We often get questions involving how a divorce will impact a 1031 exchange, including if a 1031 exchange is still possible when a divorce is at play and whether or not there are specific rules for a 1031 exchange involving a couple going through a divorce. This blog will address many of these questions.
1031 Exchanges involving a divorce

At times, in the course of real estate ownership, an involuntary transfer of title the property occurs. A couple’s divorce generally results in the property being sold to a third party or one of the former spouses conveying the property to the other spouse. Also, a spouse may pass away during the period between the sale of a relinquished property and purchase of a replacement property.

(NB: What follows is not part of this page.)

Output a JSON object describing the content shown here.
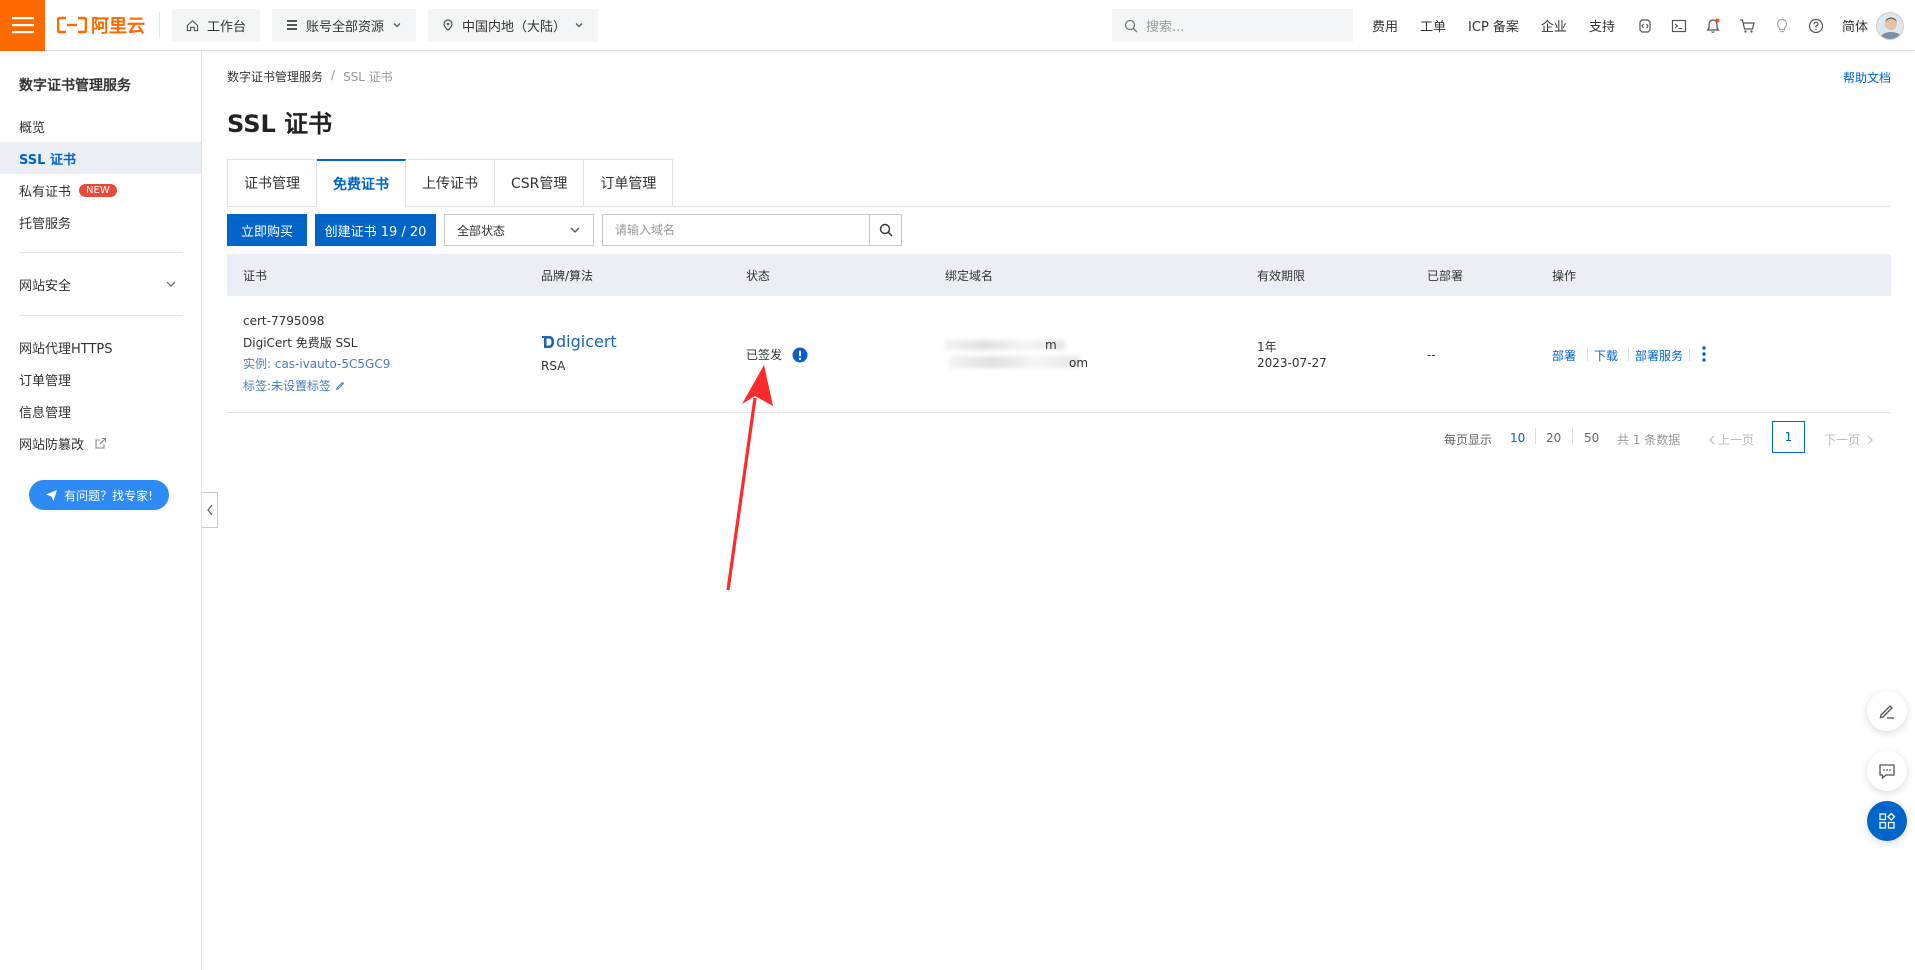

What is the effect on 1031 exchanges of these changes in legal ownership?

If a divorced couple wishes to sell an investment/business use property to a third party, there are no real issues for a 1031 exchange. Regardless of having been joint tenants and filing taxes jointly, each spouse may do their own exchange or cash out. Typically, the joint tenancy would have been severed as part of the divorce proceeding. The title can also be severed prior to a divorce, by one joint tenant by signing a deed naming the grantor spouse as the transferee of the one half tenancy-in-common interest.

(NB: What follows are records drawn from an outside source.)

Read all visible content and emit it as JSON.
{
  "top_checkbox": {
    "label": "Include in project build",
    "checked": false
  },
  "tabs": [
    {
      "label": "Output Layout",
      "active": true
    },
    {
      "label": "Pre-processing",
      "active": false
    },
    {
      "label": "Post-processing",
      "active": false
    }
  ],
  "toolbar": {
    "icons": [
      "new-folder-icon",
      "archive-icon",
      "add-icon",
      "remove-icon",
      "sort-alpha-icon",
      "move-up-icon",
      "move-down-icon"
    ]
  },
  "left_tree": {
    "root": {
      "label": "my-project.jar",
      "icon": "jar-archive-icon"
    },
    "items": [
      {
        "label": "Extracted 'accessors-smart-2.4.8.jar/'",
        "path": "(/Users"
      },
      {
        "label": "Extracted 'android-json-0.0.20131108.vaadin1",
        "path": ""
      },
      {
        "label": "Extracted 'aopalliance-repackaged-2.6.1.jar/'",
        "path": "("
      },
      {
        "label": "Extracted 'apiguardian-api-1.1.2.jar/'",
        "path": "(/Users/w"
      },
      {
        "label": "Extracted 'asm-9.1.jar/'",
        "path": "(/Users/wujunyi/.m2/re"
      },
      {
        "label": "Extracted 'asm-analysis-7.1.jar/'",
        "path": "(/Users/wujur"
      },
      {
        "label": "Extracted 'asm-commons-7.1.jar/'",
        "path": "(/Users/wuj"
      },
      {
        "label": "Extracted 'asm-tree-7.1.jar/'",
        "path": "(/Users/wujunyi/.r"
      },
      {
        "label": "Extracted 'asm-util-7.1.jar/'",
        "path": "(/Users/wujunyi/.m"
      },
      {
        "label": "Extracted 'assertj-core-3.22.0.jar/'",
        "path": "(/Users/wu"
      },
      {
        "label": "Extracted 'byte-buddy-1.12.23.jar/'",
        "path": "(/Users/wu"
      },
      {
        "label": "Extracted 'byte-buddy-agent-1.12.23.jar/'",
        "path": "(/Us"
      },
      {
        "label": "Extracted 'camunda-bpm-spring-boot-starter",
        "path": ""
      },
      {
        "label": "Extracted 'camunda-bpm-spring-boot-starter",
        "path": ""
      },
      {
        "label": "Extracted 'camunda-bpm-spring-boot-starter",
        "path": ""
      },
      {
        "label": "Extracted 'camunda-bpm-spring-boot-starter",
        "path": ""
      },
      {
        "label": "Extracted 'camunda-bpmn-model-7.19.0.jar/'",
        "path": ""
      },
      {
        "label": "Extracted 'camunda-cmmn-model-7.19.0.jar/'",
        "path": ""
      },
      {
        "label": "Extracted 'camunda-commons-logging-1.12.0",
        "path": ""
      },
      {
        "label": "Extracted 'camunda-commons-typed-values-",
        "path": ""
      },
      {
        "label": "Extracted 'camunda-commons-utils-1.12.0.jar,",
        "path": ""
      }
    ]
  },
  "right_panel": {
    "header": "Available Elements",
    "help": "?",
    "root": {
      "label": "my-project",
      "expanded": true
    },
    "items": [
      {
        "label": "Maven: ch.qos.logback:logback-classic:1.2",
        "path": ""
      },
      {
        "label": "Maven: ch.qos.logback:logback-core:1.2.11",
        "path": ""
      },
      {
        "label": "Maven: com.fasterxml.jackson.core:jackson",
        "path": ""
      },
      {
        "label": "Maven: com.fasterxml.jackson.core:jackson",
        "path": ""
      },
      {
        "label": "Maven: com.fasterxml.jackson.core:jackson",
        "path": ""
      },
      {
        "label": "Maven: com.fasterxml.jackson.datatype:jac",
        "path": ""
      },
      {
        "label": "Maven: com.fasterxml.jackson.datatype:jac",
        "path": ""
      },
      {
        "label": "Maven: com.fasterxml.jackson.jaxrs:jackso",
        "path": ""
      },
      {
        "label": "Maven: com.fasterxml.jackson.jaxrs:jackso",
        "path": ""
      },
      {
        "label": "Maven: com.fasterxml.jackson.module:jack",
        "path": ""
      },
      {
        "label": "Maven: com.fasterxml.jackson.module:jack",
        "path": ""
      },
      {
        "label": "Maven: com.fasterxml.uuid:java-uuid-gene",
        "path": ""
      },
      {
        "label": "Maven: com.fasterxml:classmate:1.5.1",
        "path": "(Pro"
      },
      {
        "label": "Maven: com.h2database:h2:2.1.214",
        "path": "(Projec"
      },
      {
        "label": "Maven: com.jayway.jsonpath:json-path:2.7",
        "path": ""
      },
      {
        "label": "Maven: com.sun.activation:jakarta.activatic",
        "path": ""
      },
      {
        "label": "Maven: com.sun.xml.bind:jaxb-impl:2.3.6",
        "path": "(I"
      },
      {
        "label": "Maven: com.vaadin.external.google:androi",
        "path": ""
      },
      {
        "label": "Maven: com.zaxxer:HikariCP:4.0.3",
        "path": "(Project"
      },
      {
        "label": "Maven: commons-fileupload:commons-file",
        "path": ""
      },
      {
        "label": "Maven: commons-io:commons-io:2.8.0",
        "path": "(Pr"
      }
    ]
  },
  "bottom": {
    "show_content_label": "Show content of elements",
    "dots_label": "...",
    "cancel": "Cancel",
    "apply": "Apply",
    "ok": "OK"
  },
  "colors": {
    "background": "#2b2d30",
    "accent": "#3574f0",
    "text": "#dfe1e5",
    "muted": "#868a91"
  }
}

At times, part of a divorce settlement agreement will provide that one spouse transfers to the other spouse the interest of the exiting spouse. Under IRC Section 1041, when a spouse conveys property to the other spouse as part of a divorce, there is no taxable event for the party transferring the property and the basis of the transferee (the recipient) becomes the adjusted basis of the transferor. Should the transferee of the property wish to later sell the property and effect an exchange, he/she would have to exchange the entire value of the property to achieve full tax deferral.

Inherent in any 1031 exchange is the fact that the taxpayer must hold the property for investment or for use in a business. Even though the party receiving the other spouse’s interest assumes the former spouse’s basis, it does not mean that he/she takes over the other spouse’s holding period. It would be prudent in these cases to hold the full property ownership for a material period before selling. Two years or more would be best but at least longer than a year or two tax reporting periods would be helpful in meeting the holding requirement.

On occasion a taxpayer in a non-divorce situation may pass away between the closing of the relinquished property sale and the replacement property acquisition. While the heirs might like to receive a stepped up basis in the property, unfortunately, that will not be the result in this set of circumstances. It may be of some consolation that pursuant to several IRS Letter Rulings, the heirs/estate may continue the 1031 exchange transaction and obtain tax deferral, if not a stepped up basis.